Why not use text messaging? he thought. Texting has been almost universally embraced and everyone knows how to use it. Texting is also far more comfortable and convenient than dealing with unpredictable, perhaps unavailable used car owners. And — taking this concept one step further — texting the volumes of information inherent in every car purchase directly to the shopper allows them to skip a sometimes uncomfortable dealer experience.
Watch a video of CellARide’s for sale by owner product [1 min.]
And a video of CarInfoToGo, for dealers: (“Who’s on your lot when you’re not?”) [1 min.]
Holstein then met the founder of Columbia’s CARFAX, Ewin Barnett III, who immediately saw the product’s potential for automotive dealerships and joined Holstein as an advisor and investor.
So have firms you’d associate with a product like this, such as Springfield-based Bass Pro Shops (boats, ATVs), Clayton-based Enterprise Rent-A-Car, Honda, Toyota and other automotive manufacturers and dealers.
And firms not associated with internal combustion, too, such as the giant media firm Gannett; Fenton-based Maritz, that designs and operates employee, sales and customer recognition and reward programs; and Thomson Reuters Corporation, perhaps the world’s largest mass media and information firm, headquartered in Manhattan.
Holstein traveled to Manhattan in September 2016 as part of the St.
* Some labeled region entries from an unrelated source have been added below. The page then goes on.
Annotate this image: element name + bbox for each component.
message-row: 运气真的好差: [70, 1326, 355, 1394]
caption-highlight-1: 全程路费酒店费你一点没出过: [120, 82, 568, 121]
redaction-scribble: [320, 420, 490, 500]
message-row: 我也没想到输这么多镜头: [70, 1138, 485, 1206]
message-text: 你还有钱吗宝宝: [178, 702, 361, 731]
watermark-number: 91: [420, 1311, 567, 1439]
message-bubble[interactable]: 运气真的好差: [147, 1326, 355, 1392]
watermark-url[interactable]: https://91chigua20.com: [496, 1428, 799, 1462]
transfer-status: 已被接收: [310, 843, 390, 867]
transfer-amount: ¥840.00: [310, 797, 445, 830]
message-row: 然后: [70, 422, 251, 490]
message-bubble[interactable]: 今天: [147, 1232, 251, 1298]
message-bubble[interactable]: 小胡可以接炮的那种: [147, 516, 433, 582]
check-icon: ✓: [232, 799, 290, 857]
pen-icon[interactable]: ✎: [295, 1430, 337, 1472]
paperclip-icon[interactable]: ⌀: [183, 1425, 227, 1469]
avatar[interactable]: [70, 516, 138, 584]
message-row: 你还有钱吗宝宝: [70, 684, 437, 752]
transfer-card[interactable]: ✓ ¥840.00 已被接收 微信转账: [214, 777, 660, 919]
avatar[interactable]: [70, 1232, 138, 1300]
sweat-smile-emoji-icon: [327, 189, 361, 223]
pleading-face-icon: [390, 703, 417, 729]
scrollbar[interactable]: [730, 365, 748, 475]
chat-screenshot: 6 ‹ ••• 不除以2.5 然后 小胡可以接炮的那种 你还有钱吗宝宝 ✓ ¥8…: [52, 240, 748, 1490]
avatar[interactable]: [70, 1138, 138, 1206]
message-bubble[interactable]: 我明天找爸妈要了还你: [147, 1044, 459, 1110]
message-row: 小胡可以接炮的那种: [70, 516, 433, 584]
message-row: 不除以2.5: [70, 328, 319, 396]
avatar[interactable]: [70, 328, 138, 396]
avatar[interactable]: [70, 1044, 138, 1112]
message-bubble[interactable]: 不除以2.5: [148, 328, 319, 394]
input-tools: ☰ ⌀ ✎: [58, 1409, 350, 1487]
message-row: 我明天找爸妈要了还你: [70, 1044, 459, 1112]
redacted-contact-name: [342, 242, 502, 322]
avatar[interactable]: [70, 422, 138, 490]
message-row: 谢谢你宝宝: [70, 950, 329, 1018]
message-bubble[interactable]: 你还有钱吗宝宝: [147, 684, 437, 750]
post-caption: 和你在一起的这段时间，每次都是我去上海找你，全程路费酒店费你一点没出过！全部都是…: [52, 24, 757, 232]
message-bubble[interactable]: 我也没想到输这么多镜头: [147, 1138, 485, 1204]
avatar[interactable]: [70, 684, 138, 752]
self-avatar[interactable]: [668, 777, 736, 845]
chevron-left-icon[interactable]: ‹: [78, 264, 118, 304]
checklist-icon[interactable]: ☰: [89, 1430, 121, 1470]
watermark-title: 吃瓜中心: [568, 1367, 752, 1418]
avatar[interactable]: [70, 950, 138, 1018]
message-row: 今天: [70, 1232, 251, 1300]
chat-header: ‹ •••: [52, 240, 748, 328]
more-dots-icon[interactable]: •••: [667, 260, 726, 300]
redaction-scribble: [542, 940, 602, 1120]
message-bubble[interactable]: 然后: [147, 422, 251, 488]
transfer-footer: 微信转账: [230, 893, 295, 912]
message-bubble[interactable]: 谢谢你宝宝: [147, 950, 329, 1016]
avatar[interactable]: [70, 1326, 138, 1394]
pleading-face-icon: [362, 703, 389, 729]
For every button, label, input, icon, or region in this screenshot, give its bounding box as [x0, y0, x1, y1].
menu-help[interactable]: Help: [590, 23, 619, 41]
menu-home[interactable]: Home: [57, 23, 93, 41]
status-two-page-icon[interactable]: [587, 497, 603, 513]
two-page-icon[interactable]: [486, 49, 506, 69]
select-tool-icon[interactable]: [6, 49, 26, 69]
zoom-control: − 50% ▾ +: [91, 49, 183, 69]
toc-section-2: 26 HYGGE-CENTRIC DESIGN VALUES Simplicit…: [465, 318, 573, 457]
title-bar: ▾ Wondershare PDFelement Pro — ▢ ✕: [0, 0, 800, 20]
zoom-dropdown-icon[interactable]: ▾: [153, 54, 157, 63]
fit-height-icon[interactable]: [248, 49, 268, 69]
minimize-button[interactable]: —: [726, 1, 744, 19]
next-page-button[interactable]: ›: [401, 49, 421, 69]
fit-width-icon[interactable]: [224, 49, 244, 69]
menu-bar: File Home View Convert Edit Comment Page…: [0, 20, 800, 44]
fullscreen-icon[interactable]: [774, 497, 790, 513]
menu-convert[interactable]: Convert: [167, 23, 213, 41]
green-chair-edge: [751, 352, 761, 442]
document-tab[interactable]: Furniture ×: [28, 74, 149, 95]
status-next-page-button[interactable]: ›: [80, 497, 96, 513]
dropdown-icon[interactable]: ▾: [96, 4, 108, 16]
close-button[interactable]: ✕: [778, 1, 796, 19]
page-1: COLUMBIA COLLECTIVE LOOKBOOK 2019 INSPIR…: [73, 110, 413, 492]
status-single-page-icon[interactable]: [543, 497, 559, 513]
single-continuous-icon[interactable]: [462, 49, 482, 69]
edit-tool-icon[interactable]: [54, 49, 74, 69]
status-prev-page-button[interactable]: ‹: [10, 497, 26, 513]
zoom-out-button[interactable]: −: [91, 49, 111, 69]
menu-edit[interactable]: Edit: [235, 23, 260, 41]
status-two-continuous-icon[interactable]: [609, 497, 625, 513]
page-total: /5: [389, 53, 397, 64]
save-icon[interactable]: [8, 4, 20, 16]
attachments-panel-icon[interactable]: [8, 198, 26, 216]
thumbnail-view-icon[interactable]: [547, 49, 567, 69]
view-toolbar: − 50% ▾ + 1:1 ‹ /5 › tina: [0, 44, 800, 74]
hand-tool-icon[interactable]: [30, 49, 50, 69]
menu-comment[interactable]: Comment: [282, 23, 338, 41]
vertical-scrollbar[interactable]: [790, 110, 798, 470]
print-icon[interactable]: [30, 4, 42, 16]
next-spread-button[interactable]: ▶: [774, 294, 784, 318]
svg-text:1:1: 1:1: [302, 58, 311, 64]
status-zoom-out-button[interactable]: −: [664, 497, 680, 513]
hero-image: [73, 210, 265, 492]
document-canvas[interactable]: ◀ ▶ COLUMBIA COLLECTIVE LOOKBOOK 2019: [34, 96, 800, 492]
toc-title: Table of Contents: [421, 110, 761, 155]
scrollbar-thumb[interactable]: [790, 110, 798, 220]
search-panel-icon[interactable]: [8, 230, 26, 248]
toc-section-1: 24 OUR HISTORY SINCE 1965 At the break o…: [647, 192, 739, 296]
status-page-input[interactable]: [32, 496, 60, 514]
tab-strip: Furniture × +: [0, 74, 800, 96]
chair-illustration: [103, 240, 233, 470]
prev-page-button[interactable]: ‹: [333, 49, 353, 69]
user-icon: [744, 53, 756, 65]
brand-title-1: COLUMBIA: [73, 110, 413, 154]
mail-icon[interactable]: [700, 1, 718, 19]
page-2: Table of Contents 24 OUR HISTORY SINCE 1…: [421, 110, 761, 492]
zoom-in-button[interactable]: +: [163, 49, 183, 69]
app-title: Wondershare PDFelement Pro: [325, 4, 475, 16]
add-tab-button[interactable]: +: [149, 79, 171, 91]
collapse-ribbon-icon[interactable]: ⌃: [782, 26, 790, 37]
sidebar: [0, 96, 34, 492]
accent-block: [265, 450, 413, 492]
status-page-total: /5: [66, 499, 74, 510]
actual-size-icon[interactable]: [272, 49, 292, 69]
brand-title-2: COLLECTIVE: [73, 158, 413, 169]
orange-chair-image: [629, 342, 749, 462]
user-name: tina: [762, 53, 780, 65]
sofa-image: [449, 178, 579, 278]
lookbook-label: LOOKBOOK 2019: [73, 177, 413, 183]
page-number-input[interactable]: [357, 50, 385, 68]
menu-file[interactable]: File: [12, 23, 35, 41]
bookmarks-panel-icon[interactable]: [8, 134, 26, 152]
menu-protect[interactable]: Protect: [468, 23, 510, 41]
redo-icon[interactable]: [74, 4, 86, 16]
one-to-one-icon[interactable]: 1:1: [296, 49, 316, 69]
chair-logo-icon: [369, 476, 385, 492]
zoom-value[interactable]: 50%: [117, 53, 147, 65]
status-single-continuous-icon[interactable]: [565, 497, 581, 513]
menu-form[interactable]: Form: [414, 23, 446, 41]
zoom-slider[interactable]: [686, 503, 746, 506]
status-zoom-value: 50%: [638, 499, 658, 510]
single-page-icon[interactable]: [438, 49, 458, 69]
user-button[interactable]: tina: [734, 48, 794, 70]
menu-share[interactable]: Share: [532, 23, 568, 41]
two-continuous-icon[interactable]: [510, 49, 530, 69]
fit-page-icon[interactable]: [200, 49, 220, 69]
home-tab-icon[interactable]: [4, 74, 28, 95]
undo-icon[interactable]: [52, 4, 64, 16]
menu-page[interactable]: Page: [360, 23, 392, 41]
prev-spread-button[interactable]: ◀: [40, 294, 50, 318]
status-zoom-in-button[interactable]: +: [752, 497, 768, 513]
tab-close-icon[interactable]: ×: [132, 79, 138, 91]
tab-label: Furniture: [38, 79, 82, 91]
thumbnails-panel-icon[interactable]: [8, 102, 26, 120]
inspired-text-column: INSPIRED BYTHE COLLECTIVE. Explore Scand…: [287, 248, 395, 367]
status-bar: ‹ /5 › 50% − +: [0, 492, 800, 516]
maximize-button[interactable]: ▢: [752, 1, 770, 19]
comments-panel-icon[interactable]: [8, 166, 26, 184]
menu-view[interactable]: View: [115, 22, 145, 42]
Louis Startup Roadshow, a cadre of innovative startups that presented to Fortune 500 innovation executives, venture capital firms, independent investors and the media. (CellARide maintains an office in the T-REX coworking space and technology incubator in downtown St. Louis.)
“And they were impressed, just blown away by the possibilities of our tech as a platform,” he says of his presentation — so much so that he is gearing up to present to Thomson Reuters’s global innovation team.
A media firm?
“Yes. We are an outside the box firm for them,” Holstein says. “They are not used to an auto product. But when it comes to shopper insights, capturing leads which can evolve into other insights and a data capture platform — well, that could be very valuable to a company like Thomson Reuters.”
Which was Holstein’s plan all along.
Holstein crafted a five-step tech business success plan, applicable to many industries:
- Start with a great idea
- Turn that idea into a product
- Turn the product into a business
- Turn the business into a true company
- Exit with a firm that can take the company to the next level.
CellARide now has six employees. Being one of the first startups in Missouri State University’s buzzing eFactory with access to business resources and experts like the MSU SBTDC’s Isabel Eisenhauer also hasn’t hurt.
“I just didn’t understand the path to startup,” he says. “You don’t think of Springfield as a startup hub, but being in this space (the eFactory), having access to all these resources, has just been tremendous.
“There’s a huge difference between being a startup and a small business. And over time, you are able to sit down with people like Isabel and say, ‘Here’s my challenge, how do I get funding?’ She led me through a business plan approach to funding,” such as the September startup tour.
Holstein says he also quickly realized no bank would fund him. They would ask what his assets were; the answer was — him. Eisenhaeur and the MO SBTDC also helped Holstein understand the vagaries of investors, the form of business best for him and other issues.
Meanwhile, Holstein is giving back by being a mentor to other Springfield-area startups.
“I realize I can have a hand in building a startup community in Springfield. This is where I live, where my family is — my heart and soul are here in the startup community.”